Но напрашивалось предположение: не специально ли наш говорливый реф открутил ту злополучную пробочку?

Суматоха отлёживался в судовом лазарете, так как получил травму. Пробка, которую он в силу не понятных никому обстоятельств открутил, под большим давлением выскочила со своего штатного места и ударила его по лбу. На месте удара образовалась приличных размеров гематома. Лоб далеко выступающим, закруглённым карнизом нависал над его незамысловатым лицом, внешне приближая пострадавшего к исчезнувшему на Земле виду австралопитеков. Если бы он ещё не говорил, было бы полное сходство. Хотя кто знает, говорили австралопитеки или нет? Вопрос может быть в другом: как, сколько и о чём? Но в любом случае, в части «сколько» приоритет несомненно принадлежал Суматохе. Количество выговоренных им слов превосходило все мыслимые пределы. Были у нас говоруны, но таких страна ещё не знала.

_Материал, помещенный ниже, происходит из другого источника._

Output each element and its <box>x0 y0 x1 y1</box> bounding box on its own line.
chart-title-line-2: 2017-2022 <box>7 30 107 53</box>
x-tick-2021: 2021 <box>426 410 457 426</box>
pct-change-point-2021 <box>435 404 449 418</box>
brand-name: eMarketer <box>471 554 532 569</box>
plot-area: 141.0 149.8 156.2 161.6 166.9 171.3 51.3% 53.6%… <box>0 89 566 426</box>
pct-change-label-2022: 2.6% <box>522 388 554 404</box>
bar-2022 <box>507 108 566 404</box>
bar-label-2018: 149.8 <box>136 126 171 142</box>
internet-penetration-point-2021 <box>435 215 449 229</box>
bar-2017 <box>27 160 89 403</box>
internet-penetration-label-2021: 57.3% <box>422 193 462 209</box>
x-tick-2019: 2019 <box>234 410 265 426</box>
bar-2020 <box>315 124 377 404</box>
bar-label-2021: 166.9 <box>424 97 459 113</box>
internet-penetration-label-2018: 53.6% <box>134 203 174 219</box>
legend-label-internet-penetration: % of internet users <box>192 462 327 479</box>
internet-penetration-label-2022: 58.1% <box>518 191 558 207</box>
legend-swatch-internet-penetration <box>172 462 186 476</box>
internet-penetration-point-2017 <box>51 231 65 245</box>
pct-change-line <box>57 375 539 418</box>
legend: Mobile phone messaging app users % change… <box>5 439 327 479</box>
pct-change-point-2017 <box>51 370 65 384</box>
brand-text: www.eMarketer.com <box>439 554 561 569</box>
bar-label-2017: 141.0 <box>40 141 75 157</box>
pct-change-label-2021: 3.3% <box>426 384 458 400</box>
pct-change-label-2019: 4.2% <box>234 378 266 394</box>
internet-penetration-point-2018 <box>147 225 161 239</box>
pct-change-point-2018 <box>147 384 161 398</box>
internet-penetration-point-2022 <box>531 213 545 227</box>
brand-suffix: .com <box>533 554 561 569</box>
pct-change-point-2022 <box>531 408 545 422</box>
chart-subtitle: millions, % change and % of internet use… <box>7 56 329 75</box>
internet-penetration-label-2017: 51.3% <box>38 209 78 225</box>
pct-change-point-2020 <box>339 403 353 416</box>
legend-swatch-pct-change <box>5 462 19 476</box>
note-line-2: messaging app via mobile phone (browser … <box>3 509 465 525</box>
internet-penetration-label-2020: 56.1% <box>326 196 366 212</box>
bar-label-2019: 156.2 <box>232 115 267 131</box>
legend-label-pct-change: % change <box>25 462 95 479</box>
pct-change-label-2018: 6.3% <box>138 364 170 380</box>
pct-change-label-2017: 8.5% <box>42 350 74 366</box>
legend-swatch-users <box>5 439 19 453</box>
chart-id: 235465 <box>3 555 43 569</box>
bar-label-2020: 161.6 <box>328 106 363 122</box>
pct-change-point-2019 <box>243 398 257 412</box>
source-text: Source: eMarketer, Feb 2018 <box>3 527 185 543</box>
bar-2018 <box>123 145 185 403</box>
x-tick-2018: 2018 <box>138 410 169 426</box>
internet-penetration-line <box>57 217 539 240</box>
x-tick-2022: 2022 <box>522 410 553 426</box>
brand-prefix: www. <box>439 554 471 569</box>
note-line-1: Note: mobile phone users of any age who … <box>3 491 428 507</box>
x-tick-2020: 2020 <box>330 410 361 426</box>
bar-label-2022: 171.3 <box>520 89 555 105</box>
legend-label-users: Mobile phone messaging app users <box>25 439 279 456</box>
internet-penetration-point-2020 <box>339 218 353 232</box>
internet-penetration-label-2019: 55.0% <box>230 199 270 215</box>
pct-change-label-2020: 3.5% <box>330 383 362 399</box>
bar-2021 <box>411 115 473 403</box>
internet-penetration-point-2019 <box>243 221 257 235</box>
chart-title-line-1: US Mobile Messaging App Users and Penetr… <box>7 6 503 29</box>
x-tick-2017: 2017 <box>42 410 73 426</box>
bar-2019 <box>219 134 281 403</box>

Самое удивительное – другое. После удара в лоб и пребывания, пусть и непродолжительное время, в среде распылённого фреона, Суматоха стал менее словоохотлив. За ним уже не наблюдалось постоянного говорения. На вопросы он отвечал конкретнее и осмысленнее. По ночам вообще перестал говорить. А главное – стал читать книги.

– Ведь ни одной книги за всю жизнь не прочёл, – признавался Суматоха, – а здесь, как прорвало. Сам не пойму, в чём дело?

– В чём дело, в чём дело, – передразнивал его коллега по рефрижераторному делу, – по лбу мало получал. Сейчас вот примочило тебе болтом в лобешник, мозги-то на место, видно, и встали.

– Всё может быть, – подтверждал доводы рефа доктор, – медицина многого не знает. Не мы, а Тот, кто над нами, вершит дела неизъяснимые. Я уж подумываю, не написать ли мне диссертацию на тему «Шоково-болевая терапия с кратковременным пребыванием во фреоне и результаты её воздействия на поведенческие реакции у человека».